Trends Massive Online Open Courses (MOOCs) di Era Disrupsi : Kajian Literatur

Pendahuluan

Ruang dan waktu sudah tidak lagi menjadi pembatas di dalam abad 21, hal ini akibat dari terjadinya peningkatan perkembangan yang sedang dialami oleh industry teknologi informasi dan komunikasi. Peran teknologi tidak lepas dari peran manusia yang terus bereksperimen untuk memenuhi kebutuhan manusia tersebut supaya lebih efektif dan effisien. Selain itu, perkembangan teknologi menjadi pergeseran dari kehidupan bermasyarakat, diawali oleh kemudahan berkomunikasi antar manusia dengan hadirnya email yang dapat dengan cepat mengirimkan pesan ke pulau-pulau hingga benua. Pendidikan menjadi salah satu pihak yang diuntungkan dalam perkembangan teknologi informasi dan komunikasi.

Pendidikan merupakan proses untuk membina peserta didik untuk menjadi manusia yang sesungguhnya. Abad 21 merupakan abad dimana pendidik bukan lagi satu-satunya sumber ilmu yang harus diterima oleh peserta didik. Kedudukan pendidik sama halnya dengan kedudukan media pembelajaran yakni hanya sebagai fasilitator. Akibat dari berkembangnya teknologi computer dan internet terlebih lagi saat ini perkembangan smartphone sangat gencar digalakan, menjadikan peserta didik bebas memilih sumber informasi yang ingin diketahuinya, hal ini diperkuat dengan pendapat Eric Hasby dalam Rusman (2012) bahwa dunia Pendidikan sudah memasuki perubahannya yang kelima. Perubahan yang pertama ketika orang tua menyerahkan proses pembelajaran putra-putrinya kepada seorang pendidik yang telah mendapat amanat dari sekolah, perubahan yang kedua yakni ditemukan dan dimanfaatkannya alat tulis untuk kebutuhuan proses belajar mengajar, perubahan yang ketiga ditemukannya mesin cetak dan dimanfaatkannya guna mencetak bahan ajar seperti buku pengetahuan untuk kebutuhan pembelajaran, perubahan yang keempat ditemukannya dan berkembangnya alat elektronik untuk memfasilitasi pembelajaran seperti radio dan televisi yang dimanfaatkan sebagai variasi dalam proses belajar mengajar, yang terakhir adalah perubahan yang kelima, yakni ditemukan dan dikembangkannya perangkat computer dan internet guna mempercepat sebuah pertukaran informasi dalam pembelajaran seperti penggunaan pembelajaran berbasis online learning.

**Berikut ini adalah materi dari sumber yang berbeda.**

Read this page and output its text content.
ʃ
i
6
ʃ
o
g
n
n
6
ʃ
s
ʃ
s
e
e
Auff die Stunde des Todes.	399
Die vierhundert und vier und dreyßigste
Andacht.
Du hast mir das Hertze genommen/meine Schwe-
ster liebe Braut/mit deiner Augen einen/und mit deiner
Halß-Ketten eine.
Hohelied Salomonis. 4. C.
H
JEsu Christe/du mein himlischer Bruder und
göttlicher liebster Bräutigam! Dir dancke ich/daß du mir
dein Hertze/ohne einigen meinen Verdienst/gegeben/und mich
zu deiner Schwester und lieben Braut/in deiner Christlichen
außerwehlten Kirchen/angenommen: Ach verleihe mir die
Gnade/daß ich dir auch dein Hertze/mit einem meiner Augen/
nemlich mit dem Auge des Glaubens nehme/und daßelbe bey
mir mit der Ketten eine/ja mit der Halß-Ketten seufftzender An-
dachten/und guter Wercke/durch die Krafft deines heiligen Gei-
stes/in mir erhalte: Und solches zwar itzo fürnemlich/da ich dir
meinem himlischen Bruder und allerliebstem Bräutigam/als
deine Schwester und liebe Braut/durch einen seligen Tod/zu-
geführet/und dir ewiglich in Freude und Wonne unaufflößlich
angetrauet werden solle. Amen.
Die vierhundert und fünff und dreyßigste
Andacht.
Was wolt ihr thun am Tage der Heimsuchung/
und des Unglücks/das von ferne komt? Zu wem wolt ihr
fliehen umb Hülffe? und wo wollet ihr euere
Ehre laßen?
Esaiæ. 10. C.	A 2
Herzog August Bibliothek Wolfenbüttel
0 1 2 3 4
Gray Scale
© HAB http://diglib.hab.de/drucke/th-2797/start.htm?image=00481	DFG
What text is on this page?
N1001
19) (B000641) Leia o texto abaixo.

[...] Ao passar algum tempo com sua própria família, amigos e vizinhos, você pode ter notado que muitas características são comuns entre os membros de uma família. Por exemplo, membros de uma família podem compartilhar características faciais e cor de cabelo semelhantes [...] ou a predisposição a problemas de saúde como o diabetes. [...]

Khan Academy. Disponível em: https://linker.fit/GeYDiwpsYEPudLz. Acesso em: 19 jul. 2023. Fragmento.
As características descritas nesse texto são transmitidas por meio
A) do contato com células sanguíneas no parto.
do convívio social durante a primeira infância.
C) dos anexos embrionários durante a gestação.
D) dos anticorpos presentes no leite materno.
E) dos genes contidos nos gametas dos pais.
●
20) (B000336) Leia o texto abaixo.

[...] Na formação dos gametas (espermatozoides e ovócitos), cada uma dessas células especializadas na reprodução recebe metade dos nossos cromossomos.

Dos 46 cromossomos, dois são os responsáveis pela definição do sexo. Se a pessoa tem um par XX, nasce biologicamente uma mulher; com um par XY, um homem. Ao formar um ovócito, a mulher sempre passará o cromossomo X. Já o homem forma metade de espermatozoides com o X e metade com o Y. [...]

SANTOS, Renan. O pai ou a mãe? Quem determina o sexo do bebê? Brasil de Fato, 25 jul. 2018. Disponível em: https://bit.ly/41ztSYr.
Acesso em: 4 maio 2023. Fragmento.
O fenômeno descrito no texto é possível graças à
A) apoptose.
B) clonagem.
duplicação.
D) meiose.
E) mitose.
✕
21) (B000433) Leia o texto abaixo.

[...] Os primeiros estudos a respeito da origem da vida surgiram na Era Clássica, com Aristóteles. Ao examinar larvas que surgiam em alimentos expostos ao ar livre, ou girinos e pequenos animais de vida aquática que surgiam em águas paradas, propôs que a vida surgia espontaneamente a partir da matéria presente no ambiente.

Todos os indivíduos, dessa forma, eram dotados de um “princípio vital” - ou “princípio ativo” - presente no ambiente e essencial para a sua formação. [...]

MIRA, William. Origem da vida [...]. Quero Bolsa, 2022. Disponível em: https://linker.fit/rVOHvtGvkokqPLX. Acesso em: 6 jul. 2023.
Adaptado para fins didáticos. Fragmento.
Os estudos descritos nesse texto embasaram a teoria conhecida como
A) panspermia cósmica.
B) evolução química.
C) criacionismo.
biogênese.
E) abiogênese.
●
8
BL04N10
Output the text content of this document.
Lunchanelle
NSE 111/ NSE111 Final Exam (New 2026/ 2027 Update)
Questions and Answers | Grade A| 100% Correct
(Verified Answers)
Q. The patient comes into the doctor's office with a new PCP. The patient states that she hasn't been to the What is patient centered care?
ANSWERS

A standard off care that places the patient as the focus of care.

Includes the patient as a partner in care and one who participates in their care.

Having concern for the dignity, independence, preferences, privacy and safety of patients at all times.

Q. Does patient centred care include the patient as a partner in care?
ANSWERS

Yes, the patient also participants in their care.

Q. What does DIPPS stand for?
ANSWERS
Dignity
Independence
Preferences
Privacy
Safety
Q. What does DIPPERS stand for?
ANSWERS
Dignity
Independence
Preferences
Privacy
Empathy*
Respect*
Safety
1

Dalam perkembangannya di dunia pendidikan, masih jarang pemanfaatan online learning dalam proses pembelajaran, pendidik masih terikat dengan metode klasikal. Adapun tantangan pada zaman ini adalah peserta didik dituntut untuk lebih berfikir kritis dan dapat menciptakan sebuah penemuan-penemuan terbaru, hal ini di dukung dengan kurikulum saat ini yang menempatkan peserta didik di semua jenjang sudah dalam tahap creating.

Massive Open Online Course hadir sebagai pemcahan masalah yang dihadapi oleh manusia abad 21 ini. Massive Open Online Course merupakan sebuah perangkat pembelajaran berbasis daring / online yang dapat diakses melalui jaringan internet secara geratis, sehingga masyarakat saat ini dapat menikmati layanan pembelajaran tidak terbatas lagi oleh ruang dan waktu sesuka hati mereka. Selain itu, Massive open online course merupakan sarana pembelajaran yang tidak terikat pada suatu wilayah tertentu. Dalam penggunaanya user dapat mengikuti pembelajaran di negara-negara lain yang menyediakan layanan MOOC tersebut. Dengan kelebihannya tersebut massive open online course diharapkan dapat dimanfaatkan secara maksimal untuk memperoleh informasi pembelajaran dari negara-negara lain, sehingga masyarakat memiliki daya saing yang tinggi dengan negara-negara lain.

Kajian Pustaka

E-Learning

Sebelum membahas mengenai Massive Open Online Courses (MOOCs), Haruslah kita membahas tentang E-Learning, karena MOOC merupakan bagian dari system E-Learning. E-learning dibuat agar pembelajaran lebih terbuka dengan berbagai cara seperti merumuskan, mengorganisir, dan menciptakan pengalaman belajar yang lebih bebas, pembelajaran elektronik juga bertujuan keberhasilan pembelajaran, dimana di dalamnya terdiri dari kombinasi elemen – elemen antara informasi, interaksi dan komunikasi Pendidikan (Randy Irawan & Herman Dwi Surjono, 2018). E-learning sendiri memiliki beberapa manfaat seperti yang dijelaskan Rosenberg (2001, pp. 30–31) diantaranya informasi dapat disampaikan secara utuh atau disesuaikan dengan kebutuhan, konten dapat diupdate setiap waktu sehingga dapat digunakan dalam waktu yang relatif lama, pembelajaran terjadi secara fleksibel “just in time – any time”, bersifat universality dan scalability, serta builds community. (Dian Wahyuningsih & Sungkono, 2017). Fungsi e-learning dapat sebagai pelengkap atau tambahan, dan pada kondisi tertentu bahkan dapat menjadi alternatif lain dari pembelajaran konvensional. Pe-serta didik yang mengikuti kegiatan pem-belajaran melalui program e-learning memi-liki pengakuan yang sama dengan peserta didik yang mengikuti kegiatan pembelajaran secara konvensional (Ariyanto S. Helianak, Herman Dwi Surjono, 20014). Dari pemaparan pendapat di atas bahwasannya e-learning bukan hanya sekedar system biasa, tetapi juga dapat menjadi alat yang menghilangkan batasan ruang dan waktu dalam sebuah pembelajaran.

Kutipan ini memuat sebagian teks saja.